REPUBLIKA.CO.ID, JAKARTA -- Mantan wakil menteri Hukum dan Hak Asasi Manusia (wamenkumham) Denny Indrayana mengkritisi Mahkamah Konstitusi (MK) menjelang agenda putusan terkait gugatan UU pemilu dan menanggapi pernyataannya. Dia menyinggung tentang keputusan MK terakhir yang sarat dengan aroma kuat strategi Pilpres 2024.
"Saya terpaksa mengkritisi, bahwa putusan MK yang terakhir, terkait perpanjangan satu tahun masa jabatan pimpinan KPK, sarat dengan aroma kuat strategi Pilpres 2024 yaitu ketika KPK masih diperlukan dalam manajemen pilah-pilih perkara, mana kasus yang dipetieskan karena berkait dengan kawan koalisi, serta mana kasus yang diangkat karena menyangkut dengan lawan oposisi," kata Denny Indrayana dalam keterangan persnya pada Rabu (14//2023).
Kendati demikian, Denny berharap keputusan MK dapat menguatkan sistem pemilihan umum (pemilu) di Tanah Air dan jangan sampai menjadi bagian dari strategi pemenangan Pemilu untuk kelompok kekuatan politik semata.
Dia yakin bahwa seluruh rakyat Indonesia mendorong MK yang tetap independen, termasuk dalam memutus perkara yang sarat kepentingan politik termasuk soal pemilu, antikorupsi dan sejenisnya, atau disebut political question cases.
"Saya menghormati MK, dan karenanya menyampaikan sikap dan pandangan kritis, termasuk melakukan pengawalan lewat kampanye publik (public campaign) dan kampanye media (media campaign)," ujarnya.
"Rasa hormat tidak selalu harus diwujudkan dengan puja-puji yang menghanyutkan, tapi bisa pula dengan teguran sayang yang mengingatkan. Meskipun, saya sangat mengerti pengawalan kritis demikian rawan disalahpahami sebagai bentuk intervensi, dan karenanya mudah dijerat dengan delik pidana, atau kriminalisasi," lanjut dia.
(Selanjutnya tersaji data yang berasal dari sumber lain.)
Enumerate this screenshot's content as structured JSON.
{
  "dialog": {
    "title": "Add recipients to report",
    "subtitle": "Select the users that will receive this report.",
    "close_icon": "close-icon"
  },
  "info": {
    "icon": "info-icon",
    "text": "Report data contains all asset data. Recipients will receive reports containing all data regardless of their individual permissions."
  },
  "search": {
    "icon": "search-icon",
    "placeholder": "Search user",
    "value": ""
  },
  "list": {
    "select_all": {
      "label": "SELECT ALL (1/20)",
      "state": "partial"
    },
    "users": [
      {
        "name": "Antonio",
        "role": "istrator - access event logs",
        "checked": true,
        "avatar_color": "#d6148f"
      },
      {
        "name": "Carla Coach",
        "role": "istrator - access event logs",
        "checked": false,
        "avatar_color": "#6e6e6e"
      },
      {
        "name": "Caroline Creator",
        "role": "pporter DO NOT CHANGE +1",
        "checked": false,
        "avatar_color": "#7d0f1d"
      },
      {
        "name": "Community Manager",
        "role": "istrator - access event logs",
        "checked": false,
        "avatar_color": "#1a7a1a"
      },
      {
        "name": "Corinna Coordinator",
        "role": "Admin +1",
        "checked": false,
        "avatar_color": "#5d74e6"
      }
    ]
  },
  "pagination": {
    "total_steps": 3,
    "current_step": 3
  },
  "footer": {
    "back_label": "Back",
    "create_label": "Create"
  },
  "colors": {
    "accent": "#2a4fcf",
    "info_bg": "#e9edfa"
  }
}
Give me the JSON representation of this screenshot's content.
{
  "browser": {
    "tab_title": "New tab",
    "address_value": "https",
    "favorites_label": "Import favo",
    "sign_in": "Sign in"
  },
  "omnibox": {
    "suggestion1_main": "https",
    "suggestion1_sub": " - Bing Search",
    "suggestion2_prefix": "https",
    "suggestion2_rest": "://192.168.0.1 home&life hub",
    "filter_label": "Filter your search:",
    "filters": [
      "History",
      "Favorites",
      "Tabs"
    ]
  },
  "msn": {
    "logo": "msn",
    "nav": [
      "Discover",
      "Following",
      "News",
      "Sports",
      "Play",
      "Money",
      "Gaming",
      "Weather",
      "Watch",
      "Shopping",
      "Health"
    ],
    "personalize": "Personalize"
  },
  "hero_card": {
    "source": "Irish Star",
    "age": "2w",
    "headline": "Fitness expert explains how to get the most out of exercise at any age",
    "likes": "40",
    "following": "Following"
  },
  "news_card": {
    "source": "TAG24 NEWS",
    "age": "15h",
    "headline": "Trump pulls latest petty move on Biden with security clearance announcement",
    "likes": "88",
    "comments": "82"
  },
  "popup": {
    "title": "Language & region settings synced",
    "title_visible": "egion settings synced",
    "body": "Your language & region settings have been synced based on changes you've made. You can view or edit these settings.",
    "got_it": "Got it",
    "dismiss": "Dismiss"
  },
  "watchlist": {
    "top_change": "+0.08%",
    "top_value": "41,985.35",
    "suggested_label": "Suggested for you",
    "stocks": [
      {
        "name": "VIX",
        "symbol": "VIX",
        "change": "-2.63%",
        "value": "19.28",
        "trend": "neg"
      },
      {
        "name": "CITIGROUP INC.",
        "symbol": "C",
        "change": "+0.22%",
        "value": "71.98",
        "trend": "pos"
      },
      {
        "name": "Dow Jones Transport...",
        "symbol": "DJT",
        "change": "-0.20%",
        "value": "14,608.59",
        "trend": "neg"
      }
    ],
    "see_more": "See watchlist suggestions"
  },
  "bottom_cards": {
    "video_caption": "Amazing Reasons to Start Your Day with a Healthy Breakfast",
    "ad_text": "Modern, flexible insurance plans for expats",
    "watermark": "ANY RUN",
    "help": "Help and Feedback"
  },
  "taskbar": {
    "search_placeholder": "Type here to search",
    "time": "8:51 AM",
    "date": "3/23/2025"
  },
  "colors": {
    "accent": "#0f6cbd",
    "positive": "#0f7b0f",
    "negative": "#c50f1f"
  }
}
Denny menyinggung soal pertimbangan 3.19 Putusan MK Nomor 1—2/PUU-XII/2014, dalam pengujian UU Nomor 4 Tahun 2014 tentang penetapan perppu MK, pasca ditangkapnya Ketua MK Akil Mochtar karena kasus tindak pidana korupsi.
Dia mencatat dalam pertimbangan tersebut, MK mengklasifikasikan setiap tekanan kepada hakim, termasuk tekanan publik sebagai gangguan terhadap prinsip kebebasan kekuasaan kehakiman, dan dapat dikategorikan sebagai contempt of court.
Namun, dia berpandangan bahwa pertimbangan tersebut hanya tepat jika sistem penegakan hukum Indonesia sudah ideal dan jauh dari praktik koruptif peradilan, ketika semua penegak hukum menjunjung etika profesionalitas dan integritas melawan praktik mafia peradilan.
Meski, saat ini masih ada oknum di Mahkamah Agung yang terjerat kasus mafia hukum dan tengah berkasus di KPK ataupun MK pernah punya noda hitam kasus korupsi yang menjerat Ketua dan Hakim konstitusinya, maka salah satu jaring pengaman yang justru harus dilakukan adalah mendorong kuatnya kepentingan dan kontrol publik (public control).
"Kontrol melalui penyampaian pendapat semestinya dilihat sebagai bentuk partisipasi publik yang bermakna (meaningful public participation), untuk menjaga agar MK tidak masuk ke dalam pusaran politik praktis, termasuk ke dalam jebakan strategi pemenangan Pileg dan Pilpres 2024," ujar Denny.
Dia menegaskan bahwa rakyat biasa hanya punya suara untuk bicara dan pendapat untuk disampaikan. Terkadang memang secara lantang, demi untuk menjaga agar keadilan tidak dijadikan komoditas transaksi politik ataupun diperjualbelikan.
"Rakyat biasa berbeda dengan kekuatan politik dan oligarki-bisnis, yang bisa menggunakan tangan besi kekuasaan dan tumpukan dana untuk menggoda oknum hakim di peradilan," katanya.